The findings, which coincide with the start of Loneliness Awareness Week, analysed mental health wellbeing and the impacts of loneliness over a sustained period, with results showing that chronic loneliness played a significant role in the onset and continuation of mental health distress.

The analysis also shows that mental health distress can play a significant role in the onset and continuation of chronic loneliness. Chronic loneliness is defined as people reporting they ‘often’ or ‘always’ feel lonely.

It suggests that targeted early intervention may play a more significant role in combating the effects of loneliness on mental health in the short term.

The Minister for Civil Society and Youth will now bring together ministers from a range of government departments to drive forward a renewed effort to tackle loneliness. The group will develop a delivery plan which will draw on this new evidence and set out new government action on loneliness early next year.

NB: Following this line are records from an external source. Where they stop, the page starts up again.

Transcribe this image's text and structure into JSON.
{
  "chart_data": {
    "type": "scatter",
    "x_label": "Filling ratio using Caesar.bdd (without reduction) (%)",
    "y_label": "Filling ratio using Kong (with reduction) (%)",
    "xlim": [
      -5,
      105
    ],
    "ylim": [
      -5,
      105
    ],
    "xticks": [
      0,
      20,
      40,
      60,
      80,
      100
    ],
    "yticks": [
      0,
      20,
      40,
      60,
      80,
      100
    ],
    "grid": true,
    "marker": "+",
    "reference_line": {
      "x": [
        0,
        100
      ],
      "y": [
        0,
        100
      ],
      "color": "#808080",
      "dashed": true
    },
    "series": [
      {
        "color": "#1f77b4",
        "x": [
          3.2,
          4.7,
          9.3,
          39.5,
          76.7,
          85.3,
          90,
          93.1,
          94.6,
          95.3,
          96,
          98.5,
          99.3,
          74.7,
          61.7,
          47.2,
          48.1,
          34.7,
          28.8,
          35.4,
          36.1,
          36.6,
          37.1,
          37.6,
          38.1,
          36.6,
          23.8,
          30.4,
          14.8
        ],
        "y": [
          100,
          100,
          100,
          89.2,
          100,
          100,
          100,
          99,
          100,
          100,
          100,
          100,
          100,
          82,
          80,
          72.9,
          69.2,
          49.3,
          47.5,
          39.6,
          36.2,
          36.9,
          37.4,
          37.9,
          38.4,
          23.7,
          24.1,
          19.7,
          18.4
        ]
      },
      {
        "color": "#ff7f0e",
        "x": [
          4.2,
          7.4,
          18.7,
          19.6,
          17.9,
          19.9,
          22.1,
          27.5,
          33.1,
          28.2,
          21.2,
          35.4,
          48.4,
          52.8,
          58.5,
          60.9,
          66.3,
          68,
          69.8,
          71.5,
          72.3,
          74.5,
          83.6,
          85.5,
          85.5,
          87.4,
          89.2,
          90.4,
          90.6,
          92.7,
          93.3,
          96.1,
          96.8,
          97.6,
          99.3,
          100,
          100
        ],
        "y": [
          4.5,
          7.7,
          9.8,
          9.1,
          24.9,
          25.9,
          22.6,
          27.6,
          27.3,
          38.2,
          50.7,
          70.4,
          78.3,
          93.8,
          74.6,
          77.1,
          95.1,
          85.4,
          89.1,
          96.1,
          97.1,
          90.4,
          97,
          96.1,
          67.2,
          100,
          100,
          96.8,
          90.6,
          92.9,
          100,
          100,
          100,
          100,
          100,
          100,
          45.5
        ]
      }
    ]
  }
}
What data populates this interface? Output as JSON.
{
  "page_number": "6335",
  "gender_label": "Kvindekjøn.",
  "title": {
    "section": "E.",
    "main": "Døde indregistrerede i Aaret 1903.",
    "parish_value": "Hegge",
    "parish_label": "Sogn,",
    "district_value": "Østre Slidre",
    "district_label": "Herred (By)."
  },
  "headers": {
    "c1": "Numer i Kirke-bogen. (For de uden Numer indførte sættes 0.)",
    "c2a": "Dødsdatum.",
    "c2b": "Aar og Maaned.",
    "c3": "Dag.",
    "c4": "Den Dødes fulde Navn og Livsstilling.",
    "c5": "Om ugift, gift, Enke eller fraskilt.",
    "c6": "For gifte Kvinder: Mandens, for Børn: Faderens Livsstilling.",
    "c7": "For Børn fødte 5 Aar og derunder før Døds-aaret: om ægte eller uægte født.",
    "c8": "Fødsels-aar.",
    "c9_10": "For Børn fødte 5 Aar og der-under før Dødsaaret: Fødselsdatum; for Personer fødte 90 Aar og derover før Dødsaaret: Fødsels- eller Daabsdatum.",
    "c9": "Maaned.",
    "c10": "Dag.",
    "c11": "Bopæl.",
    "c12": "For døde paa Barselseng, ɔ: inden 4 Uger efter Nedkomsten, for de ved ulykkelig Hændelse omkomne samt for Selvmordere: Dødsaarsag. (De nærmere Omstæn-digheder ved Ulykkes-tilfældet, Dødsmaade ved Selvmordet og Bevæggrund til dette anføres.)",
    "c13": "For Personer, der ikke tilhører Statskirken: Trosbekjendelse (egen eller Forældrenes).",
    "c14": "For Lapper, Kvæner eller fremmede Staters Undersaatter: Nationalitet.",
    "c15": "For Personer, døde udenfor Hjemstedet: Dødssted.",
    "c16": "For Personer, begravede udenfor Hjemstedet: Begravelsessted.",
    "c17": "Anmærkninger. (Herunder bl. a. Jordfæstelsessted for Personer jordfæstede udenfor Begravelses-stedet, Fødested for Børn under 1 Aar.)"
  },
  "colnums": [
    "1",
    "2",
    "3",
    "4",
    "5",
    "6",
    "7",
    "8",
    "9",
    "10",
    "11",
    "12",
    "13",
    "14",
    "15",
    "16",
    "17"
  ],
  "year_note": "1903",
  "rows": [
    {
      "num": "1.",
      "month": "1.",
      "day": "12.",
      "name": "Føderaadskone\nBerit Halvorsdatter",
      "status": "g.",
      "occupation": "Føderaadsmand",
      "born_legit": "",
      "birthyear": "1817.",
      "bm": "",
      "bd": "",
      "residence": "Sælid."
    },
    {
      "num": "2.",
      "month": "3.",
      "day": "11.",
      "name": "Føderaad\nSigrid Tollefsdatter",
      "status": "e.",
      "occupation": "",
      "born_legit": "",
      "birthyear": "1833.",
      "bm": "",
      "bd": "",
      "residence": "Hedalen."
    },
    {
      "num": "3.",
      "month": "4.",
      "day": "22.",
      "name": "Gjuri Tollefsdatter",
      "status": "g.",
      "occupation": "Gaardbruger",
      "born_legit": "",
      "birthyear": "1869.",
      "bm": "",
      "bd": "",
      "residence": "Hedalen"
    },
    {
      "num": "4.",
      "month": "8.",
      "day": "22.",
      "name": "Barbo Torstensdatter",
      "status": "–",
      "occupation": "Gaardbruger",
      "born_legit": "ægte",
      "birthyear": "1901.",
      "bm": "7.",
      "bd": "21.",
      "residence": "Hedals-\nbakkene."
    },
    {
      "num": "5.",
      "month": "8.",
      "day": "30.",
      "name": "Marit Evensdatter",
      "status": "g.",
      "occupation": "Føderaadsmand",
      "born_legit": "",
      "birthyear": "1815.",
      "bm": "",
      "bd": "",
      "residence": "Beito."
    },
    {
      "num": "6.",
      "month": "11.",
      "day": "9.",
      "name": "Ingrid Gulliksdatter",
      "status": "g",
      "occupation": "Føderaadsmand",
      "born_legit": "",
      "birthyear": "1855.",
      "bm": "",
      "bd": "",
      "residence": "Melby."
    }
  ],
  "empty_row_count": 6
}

It will build on the 2018 Tackling Loneliness Strategy and the Government’s work to tackle loneliness during the pandemic through its £750 million charity funding package.

Minister for Civil Society and Youth Nigel Huddleston said: “Loneliness can affect all of us and the research published today highlights that young and disabled people, alongside those with long-term health conditions, are disproportionately affected by loneliness.

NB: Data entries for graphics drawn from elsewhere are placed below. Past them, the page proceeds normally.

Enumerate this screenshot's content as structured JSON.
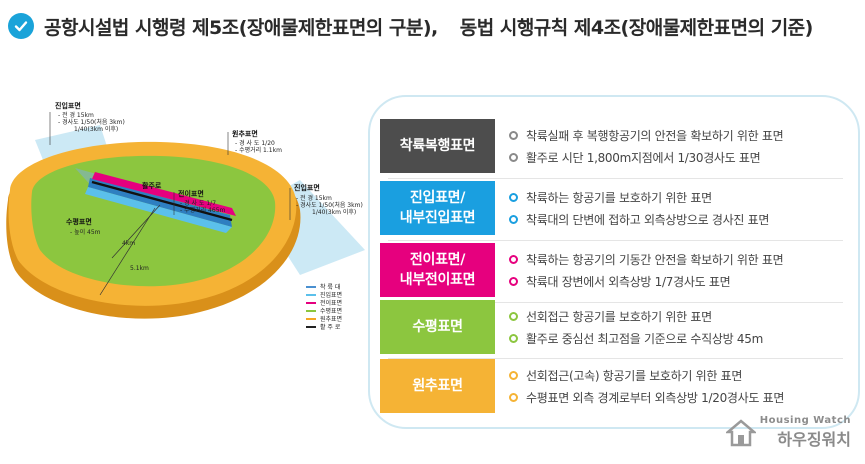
{
  "header": {
    "title_part1": "공항시설법  시행령 제5조(장애물제한표면의 구분),",
    "title_part2": "동법 시행규칙 제4조(장애물제한표면의 기준)",
    "check_icon": "check-circle-icon",
    "accent": "#1aa3d9"
  },
  "diagram": {
    "labels": {
      "approach_left_title": "진입표면",
      "approach_left_l1": "- 전  경 15km",
      "approach_left_l2": "- 경사도 1/50(처음 3km)",
      "approach_left_l3": "1/40(3km 이후)",
      "conical_title": "원추표면",
      "conical_l1": "- 경 사 도 1/20",
      "conical_l2": "- 수평거리 1.1km",
      "approach_right_title": "진입표면",
      "approach_right_l1": "- 전  경 15km",
      "approach_right_l2": "- 경사도 1/50(처음 3km)",
      "approach_right_l3": "1/40(3km 이후)",
      "strip": "활주로",
      "transition_title": "전이표면",
      "transition_l1": "- 경 사 도 1/7",
      "transition_l2": "- 수평거리 465m",
      "horizontal_title": "수평표면",
      "horizontal_l1": "- 높이 45m",
      "dist_4km": "4km",
      "dist_51km": "5.1km"
    },
    "legend": [
      {
        "label": "착 륙 대",
        "color": "#4a90d0"
      },
      {
        "label": "진입표면",
        "color": "#5bc0eb"
      },
      {
        "label": "전이표면",
        "color": "#e4007f"
      },
      {
        "label": "수평표면",
        "color": "#8cc63f"
      },
      {
        "label": "원추표면",
        "color": "#f5a623"
      },
      {
        "label": "활 주 로",
        "color": "#222222"
      }
    ]
  },
  "rows": [
    {
      "category": [
        "착륙복행표면"
      ],
      "color": "#4d4d4d",
      "bullet": "#8a8a8a",
      "lines": [
        "착륙실패 후 복행항공기의 안전을 확보하기 위한 표면",
        "활주로 시단 1,800m지점에서 1/30경사도 표면"
      ]
    },
    {
      "category": [
        "진입표면/",
        "내부진입표면"
      ],
      "color": "#1a9fe0",
      "bullet": "#1a9fe0",
      "lines": [
        "착륙하는 항공기를 보호하기 위한 표면",
        "착륙대의 단변에 접하고 외측상방으로 경사진 표면"
      ]
    },
    {
      "category": [
        "전이표면/",
        "내부전이표면"
      ],
      "color": "#e6007e",
      "bullet": "#e6007e",
      "lines": [
        "착륙하는 항공기의 기동간 안전을 확보하기 위한 표면",
        " 착륙대 장변에서 외측상방 1/7경사도 표면"
      ]
    },
    {
      "category": [
        "수평표면"
      ],
      "color": "#8cc63f",
      "bullet": "#8cc63f",
      "lines": [
        "선회접근 항공기를 보호하기 위한 표면",
        "활주로 중심선 최고점을 기준으로 수직상방 45m"
      ]
    },
    {
      "category": [
        "원추표면"
      ],
      "color": "#f5b335",
      "bullet": "#f5b335",
      "lines": [
        "선회접근(고속) 항공기를 보호하기 위한 표면",
        "수평표면 외측 경계로부터 외측상방 1/20경사도 표면"
      ]
    }
  ],
  "watermark": {
    "en": "Housing Watch",
    "ko": "하우징워치",
    "icon": "house-logo-icon"
  }
}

As we start Loneliness Awareness Week I encourage everyone to reach out to someone they think may be feeling alone or isolated.

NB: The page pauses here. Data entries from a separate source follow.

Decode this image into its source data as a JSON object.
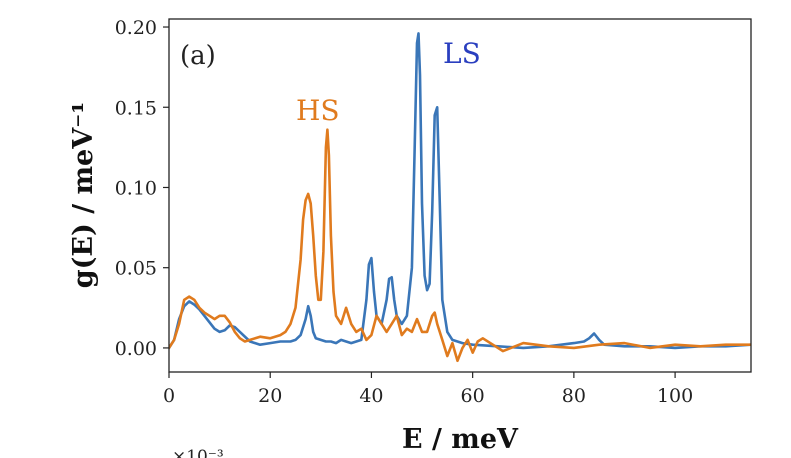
{
  "chart_data": {
    "type": "line",
    "panel_label": "(a)",
    "xlabel": "E / meV",
    "ylabel": "g(E) / meV⁻¹",
    "xlim": [
      0,
      115
    ],
    "ylim": [
      -0.015,
      0.205
    ],
    "xticks": [
      0,
      20,
      40,
      60,
      80,
      100
    ],
    "xtick_labels": [
      "0",
      "20",
      "40",
      "60",
      "80",
      "100"
    ],
    "yticks": [
      0.0,
      0.05,
      0.1,
      0.15,
      0.2
    ],
    "ytick_labels": [
      "0.00",
      "0.05",
      "0.10",
      "0.15",
      "0.20"
    ],
    "grid": false,
    "legend": "none",
    "offset_note": "×10⁻³",
    "series": [
      {
        "name": "LS",
        "color": "#3a76b8",
        "label_color": "#2a3fbf",
        "x": [
          0,
          1,
          2,
          3,
          4,
          5,
          6,
          7,
          8,
          9,
          10,
          11,
          12,
          13,
          14,
          16,
          18,
          20,
          22,
          24,
          25,
          26,
          27,
          27.5,
          28,
          28.5,
          29,
          30,
          31,
          32,
          33,
          34,
          35,
          36,
          37,
          38,
          39,
          39.5,
          40,
          40.5,
          41,
          42,
          43,
          43.5,
          44,
          44.5,
          45,
          46,
          47,
          48,
          48.5,
          49,
          49.3,
          49.6,
          50,
          50.5,
          51,
          51.5,
          52,
          52.5,
          53,
          53.5,
          54,
          55,
          56,
          58,
          60,
          65,
          70,
          75,
          80,
          82,
          83,
          84,
          85,
          86,
          90,
          95,
          100,
          105,
          110,
          115
        ],
        "y": [
          0.0,
          0.005,
          0.018,
          0.026,
          0.029,
          0.027,
          0.024,
          0.02,
          0.016,
          0.012,
          0.01,
          0.011,
          0.014,
          0.013,
          0.01,
          0.004,
          0.002,
          0.003,
          0.004,
          0.004,
          0.005,
          0.008,
          0.018,
          0.026,
          0.02,
          0.01,
          0.006,
          0.005,
          0.004,
          0.004,
          0.003,
          0.005,
          0.004,
          0.003,
          0.004,
          0.005,
          0.03,
          0.052,
          0.056,
          0.035,
          0.02,
          0.015,
          0.03,
          0.043,
          0.044,
          0.03,
          0.02,
          0.015,
          0.02,
          0.05,
          0.12,
          0.19,
          0.196,
          0.17,
          0.09,
          0.045,
          0.036,
          0.04,
          0.085,
          0.145,
          0.15,
          0.09,
          0.03,
          0.01,
          0.005,
          0.003,
          0.002,
          0.001,
          0.0,
          0.001,
          0.003,
          0.004,
          0.006,
          0.009,
          0.005,
          0.002,
          0.001,
          0.001,
          0.0,
          0.001,
          0.001,
          0.002
        ]
      },
      {
        "name": "HS",
        "color": "#e07b1e",
        "label_color": "#e07b1e",
        "x": [
          0,
          1,
          2,
          3,
          4,
          5,
          6,
          7,
          8,
          9,
          10,
          11,
          12,
          13,
          14,
          15,
          16,
          18,
          20,
          22,
          23,
          24,
          25,
          26,
          26.5,
          27,
          27.5,
          28,
          28.5,
          29,
          29.5,
          30,
          30.5,
          31,
          31.3,
          31.6,
          32,
          32.5,
          33,
          34,
          35,
          36,
          37,
          38,
          39,
          40,
          41,
          42,
          43,
          44,
          45,
          46,
          47,
          48,
          49,
          50,
          51,
          52,
          52.5,
          53,
          54,
          55,
          56,
          57,
          58,
          59,
          60,
          61,
          62,
          64,
          66,
          70,
          75,
          80,
          85,
          90,
          95,
          100,
          105,
          110,
          115
        ],
        "y": [
          0.0,
          0.005,
          0.015,
          0.03,
          0.032,
          0.03,
          0.025,
          0.022,
          0.02,
          0.018,
          0.02,
          0.02,
          0.016,
          0.01,
          0.006,
          0.004,
          0.005,
          0.007,
          0.006,
          0.008,
          0.01,
          0.015,
          0.025,
          0.055,
          0.08,
          0.092,
          0.096,
          0.09,
          0.07,
          0.045,
          0.03,
          0.03,
          0.06,
          0.125,
          0.136,
          0.12,
          0.07,
          0.035,
          0.02,
          0.015,
          0.025,
          0.015,
          0.01,
          0.012,
          0.005,
          0.008,
          0.02,
          0.015,
          0.01,
          0.015,
          0.02,
          0.008,
          0.012,
          0.01,
          0.018,
          0.01,
          0.01,
          0.02,
          0.022,
          0.015,
          0.005,
          -0.005,
          0.003,
          -0.008,
          0.0,
          0.005,
          -0.003,
          0.004,
          0.006,
          0.002,
          -0.002,
          0.003,
          0.001,
          0.0,
          0.002,
          0.003,
          0.0,
          0.002,
          0.001,
          0.002,
          0.002
        ]
      }
    ]
  }
}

The Government prioritised tackling loneliness through the pandemic and we will now redouble our efforts to protect those most at risk.

Since the strategy for tackling loneliness was launched in 2018, the Government has continued to play a world-leading role, including appointing the first ever Minister for Loneliness. It has joined forces with a range of charitable partners to invest over £50 million pounds to help tackle the issue, with funding helping thousands of people to connect through the things that matter to them.

The independent research from the National Centre for Social Research was compiled from data encompassing over 35,000 people aged 16 and over from 2013/14 to 2019/20. As part of the study, researchers looked at what types of people were vulnerable to loneliness, whether risk factors for loneliness had changed, the relationship between mental wellbeing and loneliness, and what factors alleviated loneliness in the short term.

The new findings show that, in addition to the link between loneliness and mental health distress, specific groups of people are more vulnerable to the effects of loneliness:

  • Young people between 16-34 were found to be particularly at risk, with research showing they were at five times greater risk of chronic loneliness than those aged 65 or older. Drivers of loneliness in young people were identified as negative social experiences, such as bullying from peers and siblings and arguments with parents.
  • People with a disability or long standing health condition were 2.9 times more likely to experience chronic loneliness, and were less likely to move out of loneliness than those without a disability.
  • Those in the LGBTQ community were also disproportionately affected, with people who identified as gay or lesbian 1.4 times more likely to be lonely, and people who identified as bisexual 2.5 times more likely to be lonely.
  • Those in the lowest income quintile were 50 per cent more likely to experience chronic loneliness when compared with the wealthiest quintile.